Upon disposing of the interest in the foreign corporation, the shareholder will recognize the gain as a capital gain rather than ordinary income.

Concerned that some foreign corporations and their stakeholders are inappropriately claiming that the corporation is an insurer, the IRS says it will challenge the claimed tax treatment.

These challenges will hinge on whether insurance and insurance contracts exist – that is, whether there is risk shifting and risk distribution, and also whether the foreign corporation qualifies as an insurance company and whether the tax rules on the taxation of passive foreign investment companies apply.

RV parks aren’t lodging facilities

* The IRS has ruled that a taxable real estate investment trust subsidiary that operates parks for recreational vehicles isn’t a corporation that operates a lodging facility.

In one recent instance, several REIT subsidiaries owned and operated RV parks where RV owners leased sites for terms ranging from one day to one year.

The sites were improved with parking pads and utility connections, but tenants were responsible for positioning their RVs and maintaining the utilities.

Some of the parks offered models for sale. The models are similar to manufactured homes and were available for short-term rentals as part of a sales strategy.
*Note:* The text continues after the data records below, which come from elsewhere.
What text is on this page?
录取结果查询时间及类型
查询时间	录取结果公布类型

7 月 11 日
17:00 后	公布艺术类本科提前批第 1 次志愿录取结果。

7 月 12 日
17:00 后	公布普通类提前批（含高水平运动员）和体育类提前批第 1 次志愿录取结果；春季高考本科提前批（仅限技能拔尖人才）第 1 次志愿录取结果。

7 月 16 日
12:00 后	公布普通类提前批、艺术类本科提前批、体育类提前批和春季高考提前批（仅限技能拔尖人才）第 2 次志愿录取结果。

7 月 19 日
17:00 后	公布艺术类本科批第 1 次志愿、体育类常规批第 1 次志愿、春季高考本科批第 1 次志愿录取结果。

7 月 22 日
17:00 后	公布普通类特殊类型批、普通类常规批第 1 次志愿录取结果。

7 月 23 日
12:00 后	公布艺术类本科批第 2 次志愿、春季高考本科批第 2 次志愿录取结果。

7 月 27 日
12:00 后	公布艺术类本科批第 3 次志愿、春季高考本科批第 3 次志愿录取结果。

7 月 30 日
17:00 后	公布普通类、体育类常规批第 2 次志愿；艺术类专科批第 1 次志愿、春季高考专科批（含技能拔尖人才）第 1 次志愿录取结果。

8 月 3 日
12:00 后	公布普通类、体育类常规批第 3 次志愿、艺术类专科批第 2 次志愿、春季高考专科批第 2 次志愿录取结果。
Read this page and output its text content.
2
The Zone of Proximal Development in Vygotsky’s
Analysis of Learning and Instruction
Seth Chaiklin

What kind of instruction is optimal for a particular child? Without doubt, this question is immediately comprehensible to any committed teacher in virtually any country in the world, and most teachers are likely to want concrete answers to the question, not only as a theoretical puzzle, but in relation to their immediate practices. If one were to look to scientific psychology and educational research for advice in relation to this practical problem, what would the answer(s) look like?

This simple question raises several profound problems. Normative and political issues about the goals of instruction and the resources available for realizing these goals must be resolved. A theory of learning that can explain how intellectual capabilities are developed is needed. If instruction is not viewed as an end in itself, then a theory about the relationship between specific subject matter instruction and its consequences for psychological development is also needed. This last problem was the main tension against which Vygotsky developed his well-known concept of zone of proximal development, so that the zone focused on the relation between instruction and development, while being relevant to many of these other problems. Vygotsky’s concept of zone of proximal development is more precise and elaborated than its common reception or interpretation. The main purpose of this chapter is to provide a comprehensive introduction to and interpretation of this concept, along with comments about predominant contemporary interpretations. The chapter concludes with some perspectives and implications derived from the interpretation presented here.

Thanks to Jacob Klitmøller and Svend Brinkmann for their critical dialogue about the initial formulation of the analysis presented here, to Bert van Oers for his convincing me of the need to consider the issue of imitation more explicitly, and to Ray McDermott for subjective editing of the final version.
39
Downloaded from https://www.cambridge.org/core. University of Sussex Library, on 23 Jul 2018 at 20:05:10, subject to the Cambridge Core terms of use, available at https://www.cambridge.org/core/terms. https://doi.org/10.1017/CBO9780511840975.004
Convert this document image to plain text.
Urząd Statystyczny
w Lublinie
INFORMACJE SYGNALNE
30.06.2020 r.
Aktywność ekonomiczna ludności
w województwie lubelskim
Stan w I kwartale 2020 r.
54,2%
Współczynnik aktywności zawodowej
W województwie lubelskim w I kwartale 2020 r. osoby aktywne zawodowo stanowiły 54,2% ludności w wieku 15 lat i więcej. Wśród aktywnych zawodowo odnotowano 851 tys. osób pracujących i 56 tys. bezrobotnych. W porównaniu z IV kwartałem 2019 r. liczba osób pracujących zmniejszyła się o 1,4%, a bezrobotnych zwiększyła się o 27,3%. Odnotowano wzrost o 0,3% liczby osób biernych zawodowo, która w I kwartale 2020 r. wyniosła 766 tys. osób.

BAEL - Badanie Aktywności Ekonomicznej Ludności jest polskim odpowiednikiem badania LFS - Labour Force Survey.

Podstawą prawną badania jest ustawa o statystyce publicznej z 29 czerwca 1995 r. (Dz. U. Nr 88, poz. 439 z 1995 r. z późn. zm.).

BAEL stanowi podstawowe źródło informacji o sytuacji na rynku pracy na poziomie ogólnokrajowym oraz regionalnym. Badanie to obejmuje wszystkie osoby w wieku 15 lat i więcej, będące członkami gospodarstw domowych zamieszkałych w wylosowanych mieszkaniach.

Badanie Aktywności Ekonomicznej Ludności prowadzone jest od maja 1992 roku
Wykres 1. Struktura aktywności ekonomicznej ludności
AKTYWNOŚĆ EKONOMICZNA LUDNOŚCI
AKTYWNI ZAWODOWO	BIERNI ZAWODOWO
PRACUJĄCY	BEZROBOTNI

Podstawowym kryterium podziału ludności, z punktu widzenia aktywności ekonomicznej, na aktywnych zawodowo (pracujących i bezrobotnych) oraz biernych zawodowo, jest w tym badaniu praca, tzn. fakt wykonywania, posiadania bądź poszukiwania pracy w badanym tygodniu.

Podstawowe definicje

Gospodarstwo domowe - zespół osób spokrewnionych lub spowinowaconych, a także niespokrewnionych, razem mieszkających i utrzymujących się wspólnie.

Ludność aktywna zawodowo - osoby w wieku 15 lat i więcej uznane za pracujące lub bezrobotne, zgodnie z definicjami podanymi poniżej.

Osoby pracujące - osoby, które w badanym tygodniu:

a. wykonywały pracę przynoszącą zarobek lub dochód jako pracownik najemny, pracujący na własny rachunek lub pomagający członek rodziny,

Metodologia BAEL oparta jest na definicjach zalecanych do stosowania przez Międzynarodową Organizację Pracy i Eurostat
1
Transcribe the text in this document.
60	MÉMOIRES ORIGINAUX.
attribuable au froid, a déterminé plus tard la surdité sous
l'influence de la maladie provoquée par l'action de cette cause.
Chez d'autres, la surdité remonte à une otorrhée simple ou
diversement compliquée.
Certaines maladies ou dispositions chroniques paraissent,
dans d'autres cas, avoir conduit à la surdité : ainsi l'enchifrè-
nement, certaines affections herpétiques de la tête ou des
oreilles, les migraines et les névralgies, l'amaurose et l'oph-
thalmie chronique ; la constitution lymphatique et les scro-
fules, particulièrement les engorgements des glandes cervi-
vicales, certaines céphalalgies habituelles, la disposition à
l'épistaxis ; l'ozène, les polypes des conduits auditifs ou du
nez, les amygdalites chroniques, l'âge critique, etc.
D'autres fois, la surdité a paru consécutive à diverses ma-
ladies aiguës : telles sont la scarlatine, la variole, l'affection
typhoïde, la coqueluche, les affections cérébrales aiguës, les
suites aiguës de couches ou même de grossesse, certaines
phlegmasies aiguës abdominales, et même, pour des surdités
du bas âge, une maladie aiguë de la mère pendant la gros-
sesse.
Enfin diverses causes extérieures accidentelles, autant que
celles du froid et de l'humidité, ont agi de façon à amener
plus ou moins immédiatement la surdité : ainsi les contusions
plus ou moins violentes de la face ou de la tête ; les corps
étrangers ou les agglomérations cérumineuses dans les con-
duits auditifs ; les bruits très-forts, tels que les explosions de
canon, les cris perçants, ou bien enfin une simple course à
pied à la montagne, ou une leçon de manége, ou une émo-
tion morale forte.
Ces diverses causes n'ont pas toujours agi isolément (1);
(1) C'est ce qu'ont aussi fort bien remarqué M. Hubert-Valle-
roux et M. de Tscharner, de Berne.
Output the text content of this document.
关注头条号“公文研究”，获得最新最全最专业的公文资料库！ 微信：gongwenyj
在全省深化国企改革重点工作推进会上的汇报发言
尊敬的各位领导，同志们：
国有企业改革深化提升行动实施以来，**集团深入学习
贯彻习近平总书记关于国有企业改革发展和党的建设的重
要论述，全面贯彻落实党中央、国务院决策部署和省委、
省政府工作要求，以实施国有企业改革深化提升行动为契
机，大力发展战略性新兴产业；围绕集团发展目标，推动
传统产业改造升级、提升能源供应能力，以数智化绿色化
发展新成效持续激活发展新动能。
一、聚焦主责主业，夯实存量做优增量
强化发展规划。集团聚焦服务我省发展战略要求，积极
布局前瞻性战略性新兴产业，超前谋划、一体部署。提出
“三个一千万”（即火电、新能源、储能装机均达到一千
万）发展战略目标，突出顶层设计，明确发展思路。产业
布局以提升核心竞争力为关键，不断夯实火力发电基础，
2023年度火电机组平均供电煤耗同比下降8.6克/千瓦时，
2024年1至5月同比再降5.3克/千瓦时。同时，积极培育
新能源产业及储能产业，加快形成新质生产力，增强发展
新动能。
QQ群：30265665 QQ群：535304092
The IRS explained that under Section 856, “Real Estate Trust,” rules, lodging facilities include living accommodations within a building or structure. Therefore, RV parks can’t be classified as lodging facilities.

Installment pacts not a sure thing

* Federal tax rules permit taxpayers to pay outstanding tax liability under an installment agreement with the IRS.

The IRS, however, isn’t obligated to allow a taxpayer to do so, as evidenced by a recent decision by a U.S. District Court.

In a recent case, the court held that the IRS’ appeals officer didn’t abuse his discretion by denying an agreement for an employment tax liability.

In previous rulings on the same case, the U.S. Tax Court had noted that the taxpayer was liable for employment taxes in excess of $1 million, wasn’t current on its tax obligations and was having continuing financial problems, and that its outstanding tax liability was escalating.

What’s more, there was nothing in the record to suggest that the taxpayer supported its proposed installment agreement with financial information to show that the payments could be made.

Cite: Stop 26-Riverbend Inc., et al. (2003-1 USTC 50,360; U.S. District Court, So. Dist. Ohio, East Div.)